Latest version: v1.5.0 Compatible with Fusion version: 5.9.0 and later
The AWS S3 V2 connector enables Fusion to crawl and index content stored in Amazon S3 buckets. Connector flow The AWS S3 V2 connector crawls items in a single bucket. You must specify the bucket name and AWS region in which that bucket is located. You may crawl specific items in a bucket. If no items are specified, the entire bucket will be crawled. This connector includes an option to Enable Stray Content Deletion. When stray content deletion is enabled, content that was removed from the data source is deleted from the index in Fusion. When stray content deletion is disabled, content that was removed from the datasource is not deleted from the index in Fusion. The connector can recursively crawl files and folders to retrieve content and metadata such as object size and the time it was last modified. You can also filter objects by file extension, object metadata, or by using regex.

Prerequisites

Perform these prerequisites to ensure the connector can reliably access, crawl, and index your data. Proper setup helps avoid configuration or permission errors, so use the following guidelines to keep your content available for discovery and search in Fusion.

Connector installation

The AWS S3 V2 connector in Fusion is named ‘S3 (v2)’ and is not preceded by ‘Amazon’ or ‘AWS.‘

AWS Permissions

The connector requires access to the following S3 operations:
  • s3:ListBucket lists objects in the specified bucket or that use a desired prefix.
  • s3:GetObject fetches the content and metadata of each object.
The following is an example IAM policy. When you set permissions, replace BUCKET_NAME with the value used in your implementation.
"Statement": [
         {
            "Action": [
                "s3:GetObject"
            ],
            "Resource": [
                "arn:aws:s3:::BUCKET_NAME/*"
            ],
            "Effect": "Allow"
        },
        {
            "Action": [
                "s3:ListBucket"
            ],
            "Resource": [
                "arn:aws:s3:::BUCKET_NAME"
            ],
            "Effect": "Allow"
        }
]

Remote mode (optional)

To run the connector remotely, you need the following:
  • A Fusion user with the remote-connectors or admin role for gRPC authentication.
  • The connector-plugin-standalone.jar alongside the plugin ZIP on the remote host.
  • A configured connector backend gRPC endpoint (hostname:port) in your YAML.
  • If the remote host doesn’t trust Fusion’s TLS cert, point to a truststore file path in your config.

Authentication

Setting up the correct authentication according to your organization’s data governance policies helps keep sensitive data secure while allowing authorized indexing. The AWS S3 V2 connector supports multiple authentication methods to access your Amazon S3 bucket. Choose one of the following based on your environment and security model:
  • Basic authentication using an access key and secret access key
  • AWS session authentication using temporary credentials provided by AWS Security Token Service (STS)
  • AWS instance credentials for role-based authentication if Fusion is running inside AWS

Basic authentication

Enable AWS Basic Authentication Settings and enter your AWS access key and AWS secret key.

Session authentication.

Session authentication uses temporary security credentials obtained from AWS STS. Enable AWS Basic Authentication Settings and enter your AWS access key, AWS secret key, and session token. These credentials must be unexpired at runtime.

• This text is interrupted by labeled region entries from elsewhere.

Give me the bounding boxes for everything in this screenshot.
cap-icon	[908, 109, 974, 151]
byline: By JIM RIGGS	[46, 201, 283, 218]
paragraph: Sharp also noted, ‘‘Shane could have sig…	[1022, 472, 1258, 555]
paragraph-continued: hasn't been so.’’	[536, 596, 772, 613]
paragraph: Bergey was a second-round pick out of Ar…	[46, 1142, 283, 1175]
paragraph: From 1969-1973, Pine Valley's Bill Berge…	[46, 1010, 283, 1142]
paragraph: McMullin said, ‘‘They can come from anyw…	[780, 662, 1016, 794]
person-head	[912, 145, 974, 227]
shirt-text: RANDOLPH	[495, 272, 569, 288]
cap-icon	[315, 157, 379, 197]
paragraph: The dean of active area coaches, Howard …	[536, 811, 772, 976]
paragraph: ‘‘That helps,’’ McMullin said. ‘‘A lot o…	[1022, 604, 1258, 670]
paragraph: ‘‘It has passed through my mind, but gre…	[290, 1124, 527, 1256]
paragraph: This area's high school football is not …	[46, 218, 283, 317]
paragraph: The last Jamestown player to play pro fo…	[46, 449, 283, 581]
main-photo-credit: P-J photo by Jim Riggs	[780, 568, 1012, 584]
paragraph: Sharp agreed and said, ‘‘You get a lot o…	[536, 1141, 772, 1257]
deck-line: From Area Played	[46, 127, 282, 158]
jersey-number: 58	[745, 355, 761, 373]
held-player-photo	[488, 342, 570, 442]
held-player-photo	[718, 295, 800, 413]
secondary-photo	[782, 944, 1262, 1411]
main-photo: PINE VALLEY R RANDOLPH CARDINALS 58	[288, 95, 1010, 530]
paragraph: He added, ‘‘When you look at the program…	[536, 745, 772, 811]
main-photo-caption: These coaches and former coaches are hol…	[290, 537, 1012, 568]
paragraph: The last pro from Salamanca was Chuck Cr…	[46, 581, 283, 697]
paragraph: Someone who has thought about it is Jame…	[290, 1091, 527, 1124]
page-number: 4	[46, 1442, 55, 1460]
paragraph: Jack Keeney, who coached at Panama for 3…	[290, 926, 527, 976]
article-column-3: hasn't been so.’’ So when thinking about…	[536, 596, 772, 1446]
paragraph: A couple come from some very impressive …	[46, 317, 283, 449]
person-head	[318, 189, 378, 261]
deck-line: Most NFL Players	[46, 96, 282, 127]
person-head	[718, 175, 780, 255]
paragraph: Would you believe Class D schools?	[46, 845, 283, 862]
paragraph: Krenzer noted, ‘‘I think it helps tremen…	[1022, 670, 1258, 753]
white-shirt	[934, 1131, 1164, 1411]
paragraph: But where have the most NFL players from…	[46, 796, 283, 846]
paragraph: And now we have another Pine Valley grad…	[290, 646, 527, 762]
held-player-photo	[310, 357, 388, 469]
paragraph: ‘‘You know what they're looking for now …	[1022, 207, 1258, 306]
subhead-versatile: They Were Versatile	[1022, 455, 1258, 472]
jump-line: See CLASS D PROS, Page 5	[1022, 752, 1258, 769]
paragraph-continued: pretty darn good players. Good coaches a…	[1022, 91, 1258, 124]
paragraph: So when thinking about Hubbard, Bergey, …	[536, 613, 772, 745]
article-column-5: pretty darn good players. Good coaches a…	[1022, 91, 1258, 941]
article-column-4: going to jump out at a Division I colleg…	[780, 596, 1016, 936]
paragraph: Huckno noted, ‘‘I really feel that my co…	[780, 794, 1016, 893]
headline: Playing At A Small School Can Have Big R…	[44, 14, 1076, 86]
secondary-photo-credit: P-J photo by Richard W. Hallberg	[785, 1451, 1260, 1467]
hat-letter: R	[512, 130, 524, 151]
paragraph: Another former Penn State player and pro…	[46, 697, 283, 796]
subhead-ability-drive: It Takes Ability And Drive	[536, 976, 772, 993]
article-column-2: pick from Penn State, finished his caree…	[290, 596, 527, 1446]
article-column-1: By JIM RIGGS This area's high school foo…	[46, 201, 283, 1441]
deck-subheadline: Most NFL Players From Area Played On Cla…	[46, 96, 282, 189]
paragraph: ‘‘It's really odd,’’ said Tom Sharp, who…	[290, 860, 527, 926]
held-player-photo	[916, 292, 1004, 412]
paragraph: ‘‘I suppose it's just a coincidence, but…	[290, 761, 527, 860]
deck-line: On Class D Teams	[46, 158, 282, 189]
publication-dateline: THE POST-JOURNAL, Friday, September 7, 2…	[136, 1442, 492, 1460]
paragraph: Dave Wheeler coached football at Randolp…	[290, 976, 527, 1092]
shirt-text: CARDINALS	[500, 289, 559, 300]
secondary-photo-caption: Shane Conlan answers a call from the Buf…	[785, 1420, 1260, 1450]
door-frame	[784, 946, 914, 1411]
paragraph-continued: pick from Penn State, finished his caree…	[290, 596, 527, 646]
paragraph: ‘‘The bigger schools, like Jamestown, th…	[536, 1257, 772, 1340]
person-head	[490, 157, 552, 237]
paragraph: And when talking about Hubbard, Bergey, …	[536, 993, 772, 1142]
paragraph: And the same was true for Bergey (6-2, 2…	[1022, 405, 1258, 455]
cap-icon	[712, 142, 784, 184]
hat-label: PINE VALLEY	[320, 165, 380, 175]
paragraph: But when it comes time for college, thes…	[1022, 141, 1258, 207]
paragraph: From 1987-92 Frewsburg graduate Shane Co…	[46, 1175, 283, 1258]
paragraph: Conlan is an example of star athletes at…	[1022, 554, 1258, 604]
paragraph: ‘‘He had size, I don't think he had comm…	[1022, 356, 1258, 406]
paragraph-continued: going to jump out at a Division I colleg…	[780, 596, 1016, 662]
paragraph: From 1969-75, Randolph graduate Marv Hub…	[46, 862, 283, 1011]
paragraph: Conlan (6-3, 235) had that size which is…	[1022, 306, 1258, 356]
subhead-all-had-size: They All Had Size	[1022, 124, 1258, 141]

IAM Role for Fusion running in AWS

If Fusion or the remote connector is running on an EC2 instance or ECS task with an attached IAM role, do not enter credentials in the connector configuration as the connector will automatically use the role assigned to the host. Enable AWS Instance Credentials Authentication Settings and Use Instance Credentials. Make sure the IAM role has permissions to read objects from the S3 bucket and access any required prefixes or object paths.

Retry logic

The retryCount field sets the number of times the S3 client connection should retry when a document fails to index. Issues with AWS connectivity might result in the S3 connector being unable to crawl all of the data. The default for this field is retrying three times. If you are having trouble with AWS connectivity, try setting this field to a higher value, for example, 10 retries.

Remote connectors

V2 connectors support running remotely in Fusion versions 5.7.1 and later.
Below is an example configuration showing how to specify the file system to index under the connector-plugins entry in your values.yaml file:
additionalVolumes:
- name: fusion-data1-pvc
    persistentVolumeClaim:
    claimName: fusion-data1-pvc
- name: fusion-data2-pvc
    persistentVolumeClaim:
    claimName: fusion-data2-pvc
additionalVolumeMounts:
- name: fusion-data1-pvc
    mountPath: "/connector/data1"
- name: fusion-data2-pvc
    mountPath: "/connector/data2"
You may also need to specify the user that is authorized to access the file system, as in this example:
securityContext:
    fsGroup: 1002100000
    runAsUser: 1002100000

Configuration

When entering configuration values in the UI, use unescaped characters, such as \t for the tab character. When entering configuration values in the API, use escaped characters, such as \\t for the tab character.